Gazowanym napojom ze sklepu można zarzucić naprawdę wiele: że mają zdecydowanie za dużo cukru, że są rozlewane do butelek z niezdrowego plastiku i przede wszystkim, że przy wszystkich swoich wadach są jeszcze naprawdę drogie. Odpowiedzią mogą być domowe napoje gazowane. Jak je jednak zrobić? Czego potrzeba, żeby się to udało?
Absolutnie niezbędnym sprzętem, który pozwoli zamienić całkiem normalne składniki w pyszny domowy napój gazowany, jest saturator. Mówiąc w skrócie, jest to urządzenie, które pozwala wysycić płyn dwutlenkiem węgla i zamienić w ten sposób zwyczajną wodę lub sok w wodę albo sok z bąbelkami. Zasada działania nie jest wbrew pozorom prosta, bo w grę wchodzi tu dość zaawansowana fizyka, ale na szczęście nie trzeba jej rozumieć, żeby z saturatora korzystać.
Żeby zrobić coś więcej, niż tylko gazowaną wodę, trzeba będzie zaopatrzyć się w trochę więcej sprzętu, ale to już raczej nic wyszukanego i większość osób pewnie wszystko, co potrzebne, ma już w szafce w kuchni. Na pewno przyda się choćby wyciskarka do cytrusów, kilka miarek różnej pojemności, albo – to już w wariancie dla naprawdę zapalonych domowych producentów – sokownik lub sokowirówka.
Bazą każdego napoju z saturatora jest dobra woda.
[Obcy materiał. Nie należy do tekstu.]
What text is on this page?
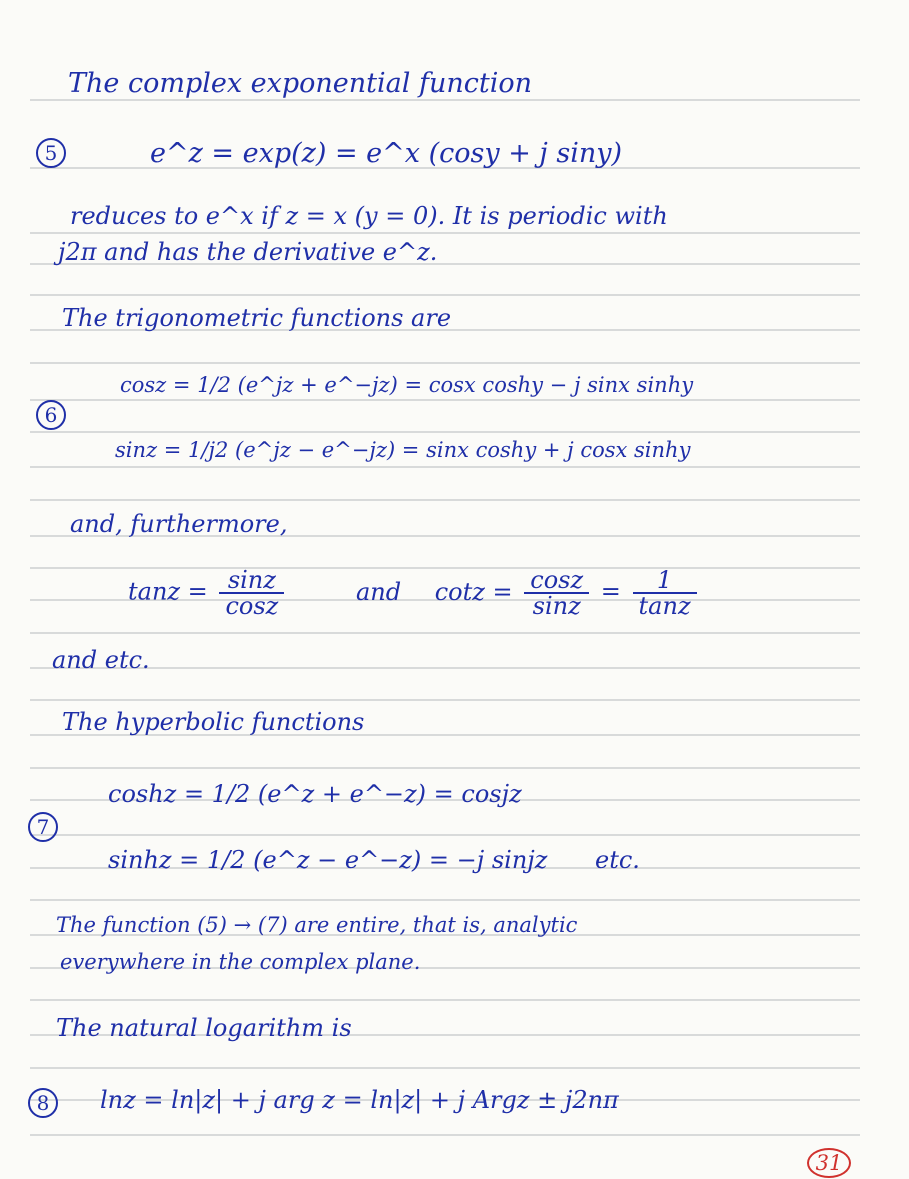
The complex exponential function
5	e^z = exp(z) = e^x (cosy + j siny)
reduces to e^x if z = x (y = 0). It is periodic with
j2π and has the derivative e^z.
The trigonometric functions are
6
cosz = 1/2 (e^jz + e^−jz) = cosx coshy − j sinx sinhy
sinz = 1/j2 (e^jz − e^−jz) = sinx coshy + j cosx sinhy
and, furthermore,
$\tan z = \frac{\sin z}{\cos z}$	and $\cot z = \frac{\cos z}{\sin z} = \frac{1}{\tan z}$
and etc.
The hyperbolic functions
7
coshz = 1/2 (e^z + e^−z) = cosjz
sinhz = 1/2 (e^z − e^−z) = −j sinjz etc.
The function (5) → (7) are entire, that is, analytic
everywhere in the complex plane.
The natural logarithm is
8	lnz = ln|z| + j arg z = ln|z| + j Argz ± j2nπ
31
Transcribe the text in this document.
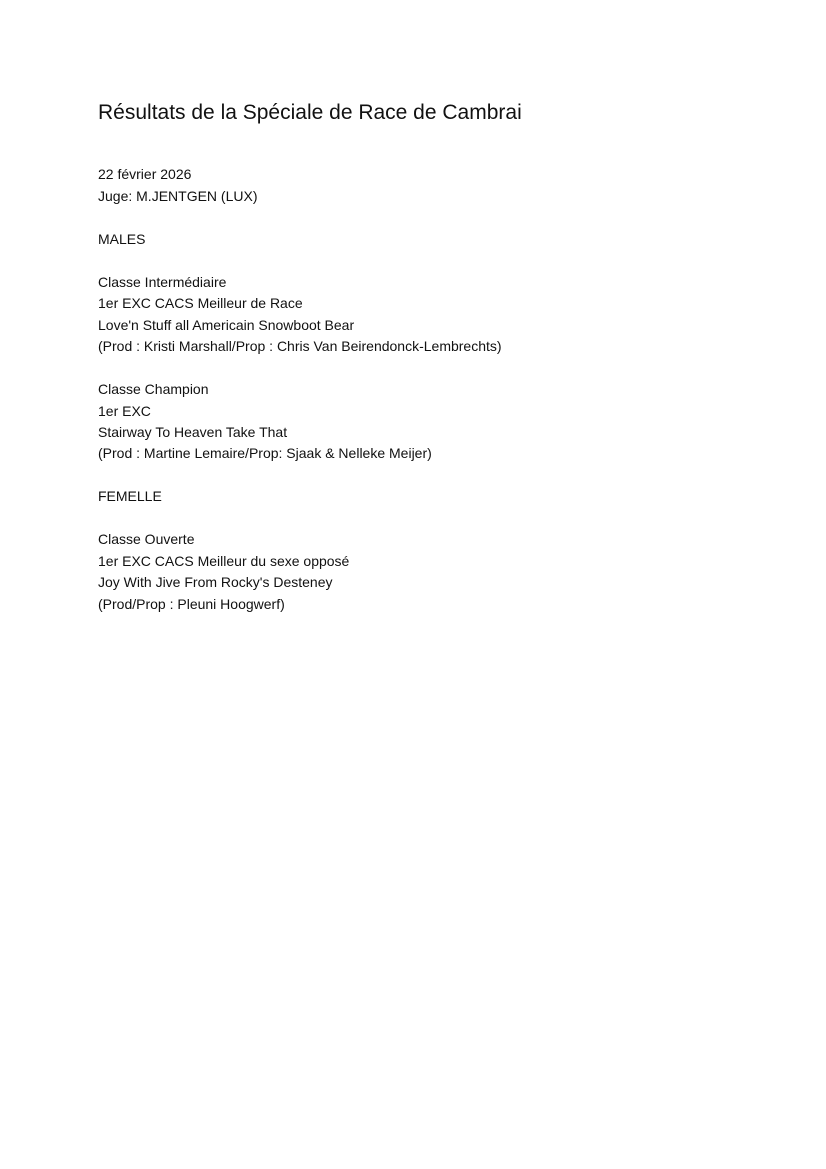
Résultats de la Spéciale de Race de Cambrai
22 février 2026
Juge: M.JENTGEN (LUX)
MALES
Classe Intermédiaire
1er EXC CACS Meilleur de Race
Love'n Stuff all Americain Snowboot Bear
(Prod : Kristi Marshall/Prop : Chris Van Beirendonck-Lembrechts)
Classe Champion
1er EXC
Stairway To Heaven Take That
(Prod : Martine Lemaire/Prop: Sjaak & Nelleke Meijer)
FEMELLE
Classe Ouverte
1er EXC CACS Meilleur du sexe opposé
Joy With Jive From Rocky's Desteney
(Prod/Prop : Pleuni Hoogwerf)
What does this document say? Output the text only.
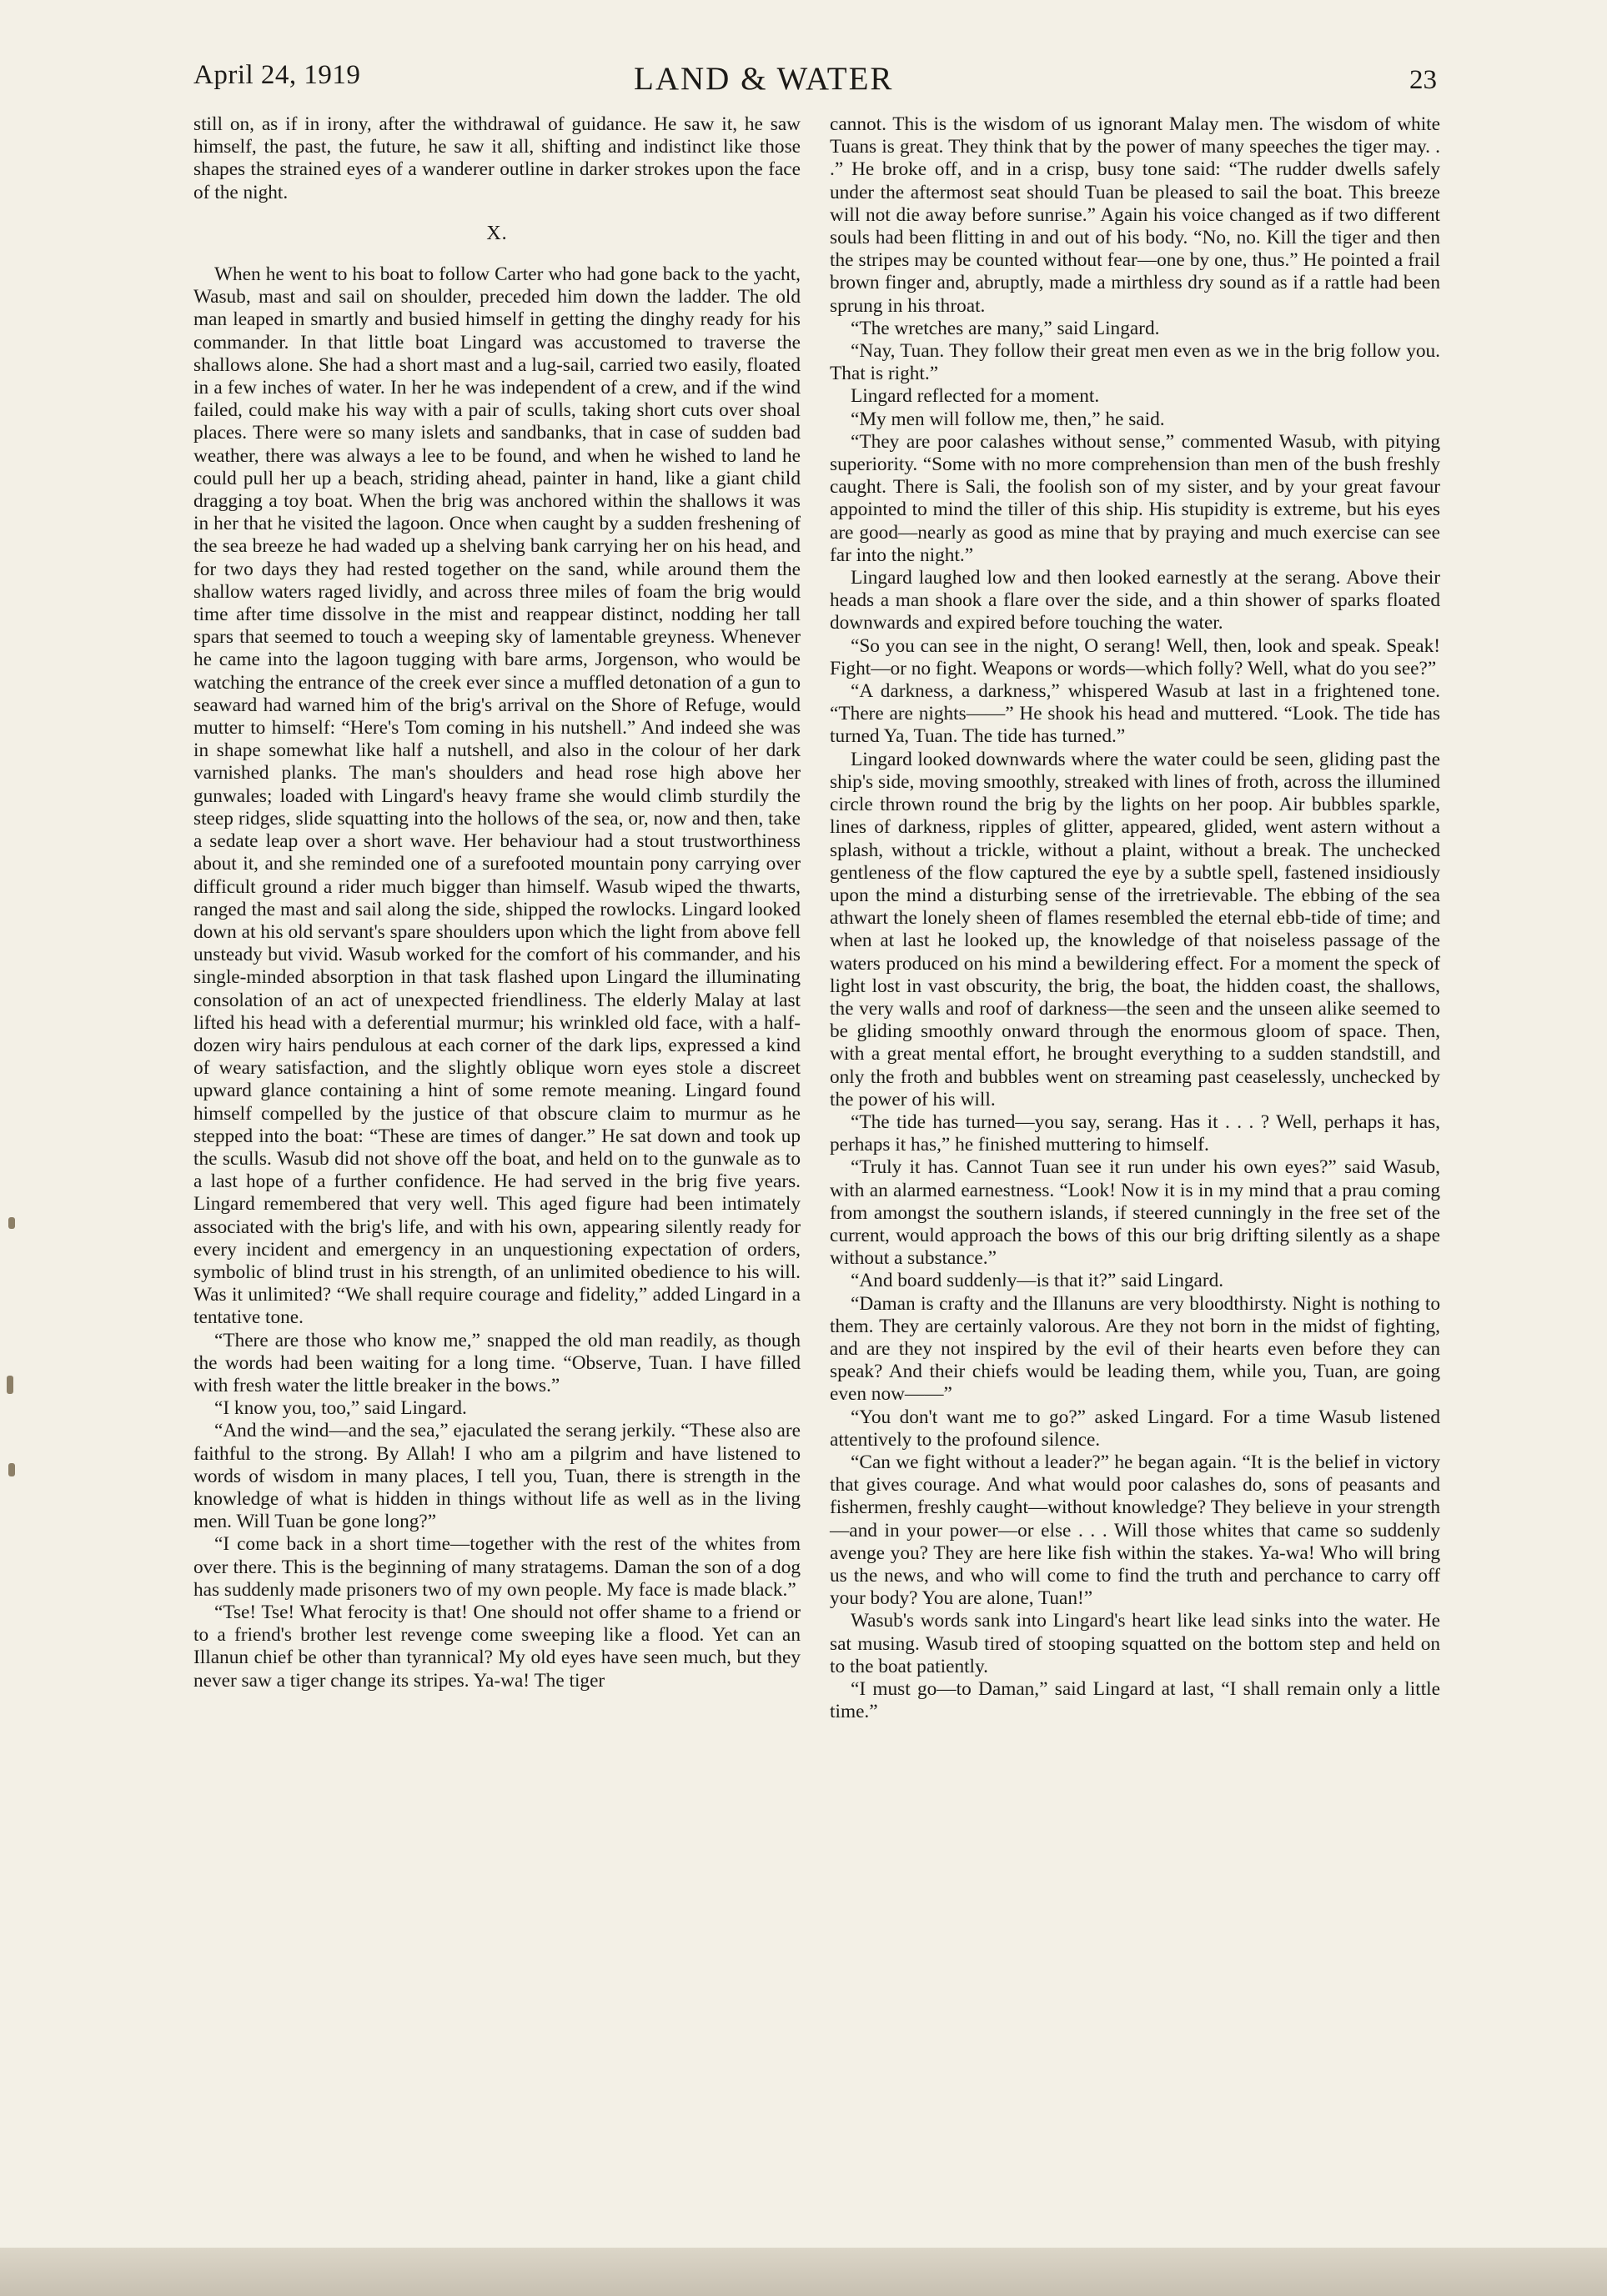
April 24, 1919	LAND & WATER	23

still on, as if in irony, after the withdrawal of guidance. He saw it, he saw himself, the past, the future, he saw it all, shifting and indistinct like those shapes the strained eyes of a wanderer outline in darker strokes upon the face of the night.

X.

When he went to his boat to follow Carter who had gone back to the yacht, Wasub, mast and sail on shoulder, preceded him down the ladder. The old man leaped in smartly and busied himself in getting the dinghy ready for his commander. In that little boat Lingard was accustomed to traverse the shallows alone. She had a short mast and a lug-sail, carried two easily, floated in a few inches of water. In her he was independent of a crew, and if the wind failed, could make his way with a pair of sculls, taking short cuts over shoal places. There were so many islets and sandbanks, that in case of sudden bad weather, there was always a lee to be found, and when he wished to land he could pull her up a beach, striding ahead, painter in hand, like a giant child dragging a toy boat. When the brig was anchored within the shallows it was in her that he visited the lagoon. Once when caught by a sudden freshening of the sea breeze he had waded up a shelving bank carrying her on his head, and for two days they had rested together on the sand, while around them the shallow waters raged lividly, and across three miles of foam the brig would time after time dissolve in the mist and reappear distinct, nodding her tall spars that seemed to touch a weeping sky of lamentable greyness. Whenever he came into the lagoon tugging with bare arms, Jorgenson, who would be watching the entrance of the creek ever since a muffled detonation of a gun to seaward had warned him of the brig's arrival on the Shore of Refuge, would mutter to himself: “Here's Tom coming in his nutshell.” And indeed she was in shape somewhat like half a nutshell, and also in the colour of her dark varnished planks. The man's shoulders and head rose high above her gunwales; loaded with Lingard's heavy frame she would climb sturdily the steep ridges, slide squatting into the hollows of the sea, or, now and then, take a sedate leap over a short wave. Her behaviour had a stout trustworthiness about it, and she reminded one of a surefooted mountain pony carrying over difficult ground a rider much bigger than himself. Wasub wiped the thwarts, ranged the mast and sail along the side, shipped the rowlocks. Lingard looked down at his old servant's spare shoulders upon which the light from above fell unsteady but vivid. Wasub worked for the comfort of his commander, and his single-minded absorption in that task flashed upon Lingard the illuminating consolation of an act of unexpected friendliness. The elderly Malay at last lifted his head with a deferential murmur; his wrinkled old face, with a half-dozen wiry hairs pendulous at each corner of the dark lips, expressed a kind of weary satisfaction, and the slightly oblique worn eyes stole a discreet upward glance containing a hint of some remote meaning. Lingard found himself compelled by the justice of that obscure claim to murmur as he stepped into the boat: “These are times of danger.” He sat down and took up the sculls. Wasub did not shove off the boat, and held on to the gunwale as to a last hope of a further confidence. He had served in the brig five years. Lingard remembered that very well. This aged figure had been intimately associated with the brig's life, and with his own, appearing silently ready for every incident and emergency in an unquestioning expectation of orders, symbolic of blind trust in his strength, of an unlimited obedience to his will. Was it unlimited? “We shall require courage and fidelity,” added Lingard in a tentative tone.

“There are those who know me,” snapped the old man readily, as though the words had been waiting for a long time. “Observe, Tuan. I have filled with fresh water the little breaker in the bows.”

“I know you, too,” said Lingard.

“And the wind—and the sea,” ejaculated the serang jerkily. “These also are faithful to the strong. By Allah! I who am a pilgrim and have listened to words of wisdom in many places, I tell you, Tuan, there is strength in the knowledge of what is hidden in things without life as well as in the living men. Will Tuan be gone long?”

“I come back in a short time—together with the rest of the whites from over there. This is the beginning of many stratagems. Daman the son of a dog has suddenly made prisoners two of my own people. My face is made black.”

“Tse! Tse! What ferocity is that! One should not offer shame to a friend or to a friend's brother lest revenge come sweeping like a flood. Yet can an Illanun chief be other than tyrannical? My old eyes have seen much, but they never saw a tiger change its stripes. Ya-wa! The tiger

cannot. This is the wisdom of us ignorant Malay men. The wisdom of white Tuans is great. They think that by the power of many speeches the tiger may. . .” He broke off, and in a crisp, busy tone said: “The rudder dwells safely under the aftermost seat should Tuan be pleased to sail the boat. This breeze will not die away before sunrise.” Again his voice changed as if two different souls had been flitting in and out of his body. “No, no. Kill the tiger and then the stripes may be counted without fear—one by one, thus.” He pointed a frail brown finger and, abruptly, made a mirthless dry sound as if a rattle had been sprung in his throat.

“The wretches are many,” said Lingard.

“Nay, Tuan. They follow their great men even as we in the brig follow you. That is right.”

Lingard reflected for a moment.

“My men will follow me, then,” he said.

“They are poor calashes without sense,” commented Wasub, with pitying superiority. “Some with no more comprehension than men of the bush freshly caught. There is Sali, the foolish son of my sister, and by your great favour appointed to mind the tiller of this ship. His stupidity is extreme, but his eyes are good—nearly as good as mine that by praying and much exercise can see far into the night.”

Lingard laughed low and then looked earnestly at the serang. Above their heads a man shook a flare over the side, and a thin shower of sparks floated downwards and expired before touching the water.

“So you can see in the night, O serang! Well, then, look and speak. Speak! Fight—or no fight. Weapons or words—which folly? Well, what do you see?”

“A darkness, a darkness,” whispered Wasub at last in a frightened tone. “There are nights——” He shook his head and muttered. “Look. The tide has turned Ya, Tuan. The tide has turned.”

Lingard looked downwards where the water could be seen, gliding past the ship's side, moving smoothly, streaked with lines of froth, across the illumined circle thrown round the brig by the lights on her poop. Air bubbles sparkle, lines of darkness, ripples of glitter, appeared, glided, went astern without a splash, without a trickle, without a plaint, without a break. The unchecked gentleness of the flow captured the eye by a subtle spell, fastened insidiously upon the mind a disturbing sense of the irretrievable. The ebbing of the sea athwart the lonely sheen of flames resembled the eternal ebb-tide of time; and when at last he looked up, the knowledge of that noiseless passage of the waters produced on his mind a bewildering effect. For a moment the speck of light lost in vast obscurity, the brig, the boat, the hidden coast, the shallows, the very walls and roof of darkness—the seen and the unseen alike seemed to be gliding smoothly onward through the enormous gloom of space. Then, with a great mental effort, he brought everything to a sudden standstill, and only the froth and bubbles went on streaming past ceaselessly, unchecked by the power of his will.

“The tide has turned—you say, serang. Has it . . . ? Well, perhaps it has, perhaps it has,” he finished muttering to himself.

“Truly it has. Cannot Tuan see it run under his own eyes?” said Wasub, with an alarmed earnestness. “Look! Now it is in my mind that a prau coming from amongst the southern islands, if steered cunningly in the free set of the current, would approach the bows of this our brig drifting silently as a shape without a substance.”

“And board suddenly—is that it?” said Lingard.

“Daman is crafty and the Illanuns are very bloodthirsty. Night is nothing to them. They are certainly valorous. Are they not born in the midst of fighting, and are they not inspired by the evil of their hearts even before they can speak? And their chiefs would be leading them, while you, Tuan, are going even now——”

“You don't want me to go?” asked Lingard. For a time Wasub listened attentively to the profound silence.

“Can we fight without a leader?” he began again. “It is the belief in victory that gives courage. And what would poor calashes do, sons of peasants and fishermen, freshly caught—without knowledge? They believe in your strength—and in your power—or else . . . Will those whites that came so suddenly avenge you? They are here like fish within the stakes. Ya-wa! Who will bring us the news, and who will come to find the truth and perchance to carry off your body? You are alone, Tuan!”

Wasub's words sank into Lingard's heart like lead sinks into the water. He sat musing. Wasub tired of stooping squatted on the bottom step and held on to the boat patiently.

“I must go—to Daman,” said Lingard at last, “I shall remain only a little time.”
Teoretycznie można użyć kranowej, ale jej smak bywa paskudny, więc można ją wcześniej – zamiast kupować drogą wodę w butelkach – przepuścić przez zaawansowany stały filtr aquafilter. To ważne, bo kiepskiej jakości woda nie tylko psuje smak, ale może też pozbawiać napój dodatkowych wartości odżywczych, które będą zależne od użytych dodatków.
Nic bowiem nie stoi na przeszkodzie, aby do wody wycisnąć cytryny albo pomarańcze. Większości osób będzie smakował napój powstający z proporcji 3 części wody na 1 część soku. Większe rozcieńczenia stosuje się dla domowych syropów z pigwy, wiśni czy porzeczek, a przechodząc już do proporcji 10:1 można z wody i na przykład przecieru bananowego stworzyć pyszną wodę „aromatyzowaną”.
Domowe napoje gazowane można słodzić cukrem, słodzikami albo choćby stewią. Sprawdza się też miód, przy czym trzeba zadbać o to, żeby – jeśli był skrystalizowany – rozpuścił się przed przelaniem przez saturator. Zupełnie na marginesie natomiast warto dodać, że należy bardzo dbać o czystość sprzętu używanego przy produkcji domowych napojów gazowanych i wybierać tylko najładniejsze owoce. Dzięki temu smak będzie lepszy, a i ryzyko, że się taki napój zepsuje, spadnie prawie do zera. W większości przypadków jednak nie ma to dużego znaczenia, bo to znacznie smaczniejsze napoje niż sklepowe, więc znikają bardzo szybko.
Bez względu na to, czy efektem ma być dobra woda gazowana, napój owocowy czy lemoniada, zawsze trzeba zadbać o dwie rzeczy: najwyższą jakość wody (lepiej filtrować wodociągową, niż przepłacać za butelkowaną) i sprawność saturatora. Poza tym dodatki można dobierać wedle własnego uznania, a jedynym ograniczeniem będzie wielkość ewentualnych cząstek owoców, które mogłyby zapchać saturator.